The Bare Sylvia Plath
Sylvia Plath was born in Jamaica Plain, Massachusetts to middle class parents. Her father was domineering and abusive, he passed away when she was eight years old. This was an extremely difficult incident for Plath to deal with. Although Sylvia Plath's career as a poet was a short one, there is quite a difference between her early poetry and the poetry she wrote in the last six months of her life. She had a limited audience, but became more eminent due to her tragic death. Readers are able to find the humanity of her life through the unraveling of her poetry. "Ariel”, was a poem written during Plath's final months. In class we read three poems called “Morning Song”, “Daddy”, and “Event”. Her use of alliteration, slant rhyme, imagery of the horrible and unnatural, and her recurring themes of lost identity or re-created identity are very perceptible in her writing. In “Ariel” Plath allowed her unique voice and vision to more fully surface, compared to her other poetry. The Ariel-period poems of Sylvia Plath demonstrate her desire for rebirth.
In Plath’s poem “Morning Song” she is describing the birth of her second child and the trials of the first night with a new offspring. Usually giving birth is a celebration in most people’s lives, but Plath’s experience was a melancholic and dramatic one.
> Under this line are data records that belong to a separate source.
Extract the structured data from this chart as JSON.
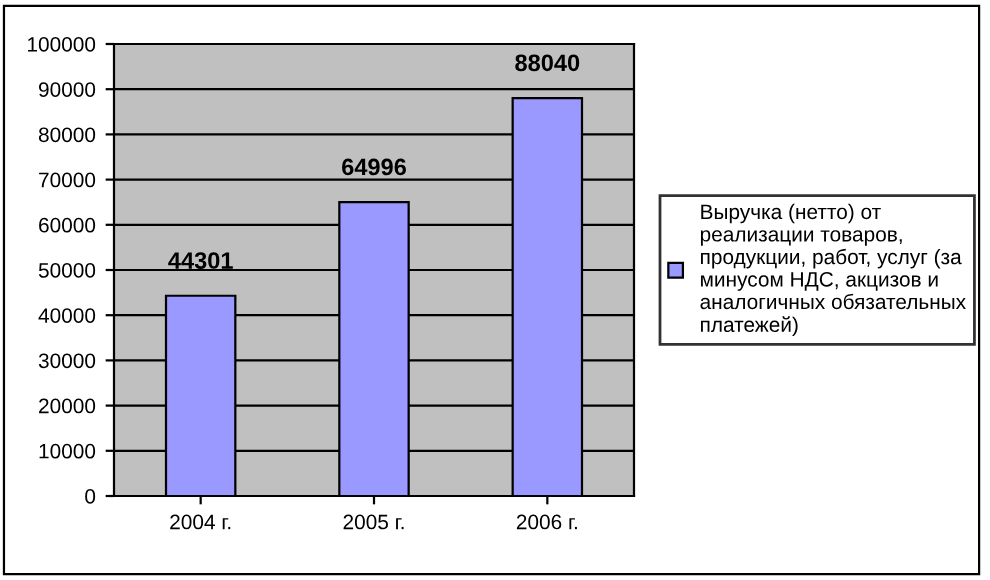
{
  "chart_data": {
    "type": "bar",
    "categories": [
      "2004 г.",
      "2005 г.",
      "2006 г."
    ],
    "series": [
      {
        "name": "Выручка (нетто) от\nреализации товаров,\nпродукции, работ, услуг (за\nминусом НДС, акцизов и\nаналогичных обязательных\nплатежей)",
        "color": "#9999ff",
        "values": [
          44301,
          64996,
          88040
        ]
      }
    ],
    "ylim": [
      0,
      100000
    ],
    "yticks": [
      0,
      10000,
      20000,
      30000,
      40000,
      50000,
      60000,
      70000,
      80000,
      90000,
      100000
    ],
    "grid": "y",
    "legend": "right",
    "data_labels": true
  }
}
Throughout the poem readers can pick up on the fear and phobia she is feeling. “Love set you going like a fat gold watch. The midwife slapped your foot soles, and your bald cry took its place among the elements”. It seems she is trying to accept this occurrence as much as she can, but she is in a fragile state. She describes the baby like a statue in a museum, Plath feels very uncomfortable with the art that she has created. She portrays the baby in a vulnerable state all through the poem, for example when she writes, “All night your moth-breath flickers among the flat pink roses”. The title “Morning Song” means the child’s cry in the morning. Plath did not know how to deal with this experience in her life, and she did not approach situations the way mothers typically do. This poem demonstrates how she deconstructed the episode and broke it down to the bare. She gives the reader a glimpse of what a harsh and lonely world she lives in.